Muttering under her breath, she turned and marched up the stairs to the second floor. She stopped midway up and looked down at him over one shoulder.
“You tested my hands and arms as well. What were the results of those tests?”
“They were clean. No residue.”
“I could have told you that.” She made no effort to hide the touch of smugness as she continued up the steps.
She held the gun out to him handle first, as she came back down a moment later.
“Here. It’s not loaded. But you were taking quite a chance, weren’t you? I mean, how did you know I wouldn’t come back down, gun blazing?”
“My very obvious error.” She would have expected him to look a bit embarrassed by this oversight, but he did not.
“I’ll get you a plastic bag from the kitchen so that you don’t even have to get your prints on it”—she waved for him to follow her toward the back of the house—“since you obviously didn’t expect to gather any evidence this afternoon.”
He walked behind her down the short hall and into the kitchen.
She opened a drawer and pulled out a plastic bag into which she unceremoniously deposited the gun.
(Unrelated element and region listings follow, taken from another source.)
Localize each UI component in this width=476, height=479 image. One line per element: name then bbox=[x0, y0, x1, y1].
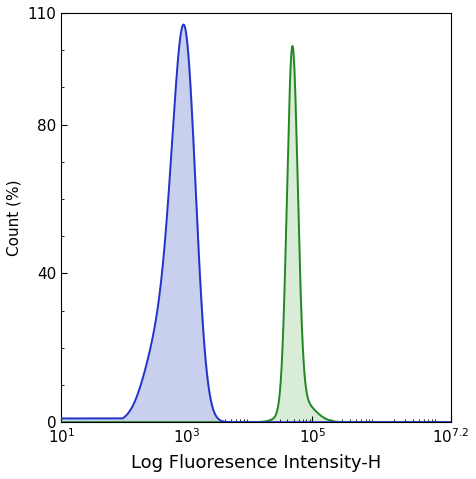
Y-axis label: Count (%): Count (%) bbox=[7, 179, 22, 256]
X-axis label: Log Fluoresence Intensity-H: Log Fluoresence Intensity-H bbox=[131, 454, 381, 472]
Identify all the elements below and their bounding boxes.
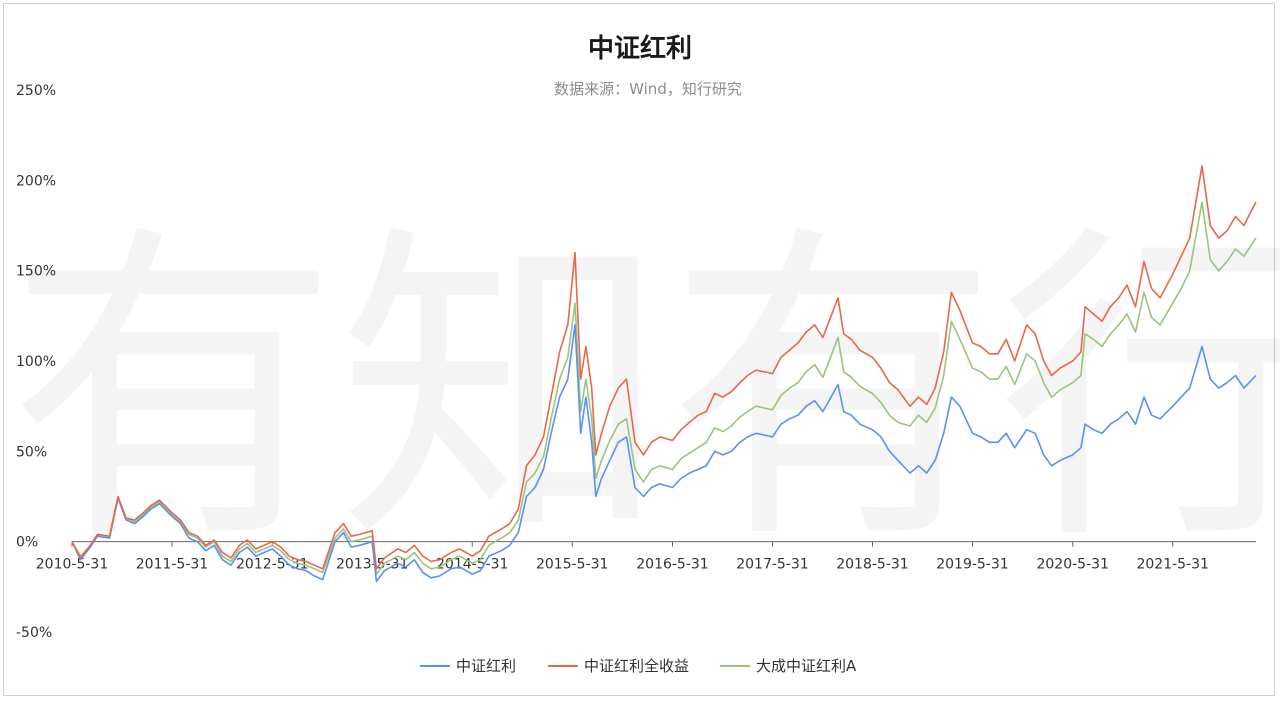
x-tick-label: 2020-5-31 <box>1036 557 1108 573</box>
series-line-1 <box>71 165 1257 570</box>
chart-subtitle: 数据来源：Wind，知行研究 <box>554 80 742 98</box>
y-tick-label: 100% <box>16 354 56 370</box>
y-tick-label: 0% <box>16 535 38 551</box>
y-tick-label: 250% <box>16 83 56 99</box>
x-tick-label: 2017-5-31 <box>736 557 808 573</box>
y-tick-label: 200% <box>16 173 56 189</box>
watermark: 有知有行 <box>8 199 1280 583</box>
chart-title: 中证红利 <box>587 34 692 64</box>
legend-label-1[interactable]: 中证红利全收益 <box>584 657 689 675</box>
y-tick-label: 150% <box>16 264 56 280</box>
y-tick-label: 50% <box>16 444 47 460</box>
x-tick-label: 2021-5-31 <box>1136 557 1208 573</box>
series-line-2 <box>71 201 1257 575</box>
x-tick-label: 2011-5-31 <box>136 557 208 573</box>
x-tick-label: 2010-5-31 <box>36 557 108 573</box>
legend-label-2[interactable]: 大成中证红利A <box>756 657 857 675</box>
x-tick-label: 2014-5-31 <box>436 557 508 573</box>
legend-label-0[interactable]: 中证红利 <box>456 657 516 675</box>
series-lines <box>71 165 1257 583</box>
y-axis: 250% 200% 150% 100% 50% 0% -50% <box>16 83 56 641</box>
series-line-0 <box>71 324 1257 583</box>
legend: 中证红利 中证红利全收益 大成中证红利A <box>420 657 857 675</box>
x-tick-label: 2016-5-31 <box>636 557 708 573</box>
x-tick-label: 2019-5-31 <box>936 557 1008 573</box>
x-tick-label: 2018-5-31 <box>836 557 908 573</box>
chart-frame <box>3 3 1275 696</box>
x-tick-label: 2015-5-31 <box>536 557 608 573</box>
x-tick-label: 2013-5-31 <box>336 557 408 573</box>
y-tick-label: -50% <box>16 625 52 641</box>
Handing the bag to him, she said, “There you go. In a few days, you’ll know for certain that I am absolutely, positively telling you the truth. I did not kill Derek.”
He accepted the bag and folded over the top. “Thanks,” he told her. “I hope it proves you didn’t.”
“Why, Chief Mercer, I believe you—”
The air between them was split unexpectedly by the harsh ringing of the phone.
She glanced at the wall unit.
“You going to answer that?” he asked.
Amanda hesitated.
The answering machine in the front hall picked up. Even from the kitchen, the sound of heavy breathing was clear and distinct.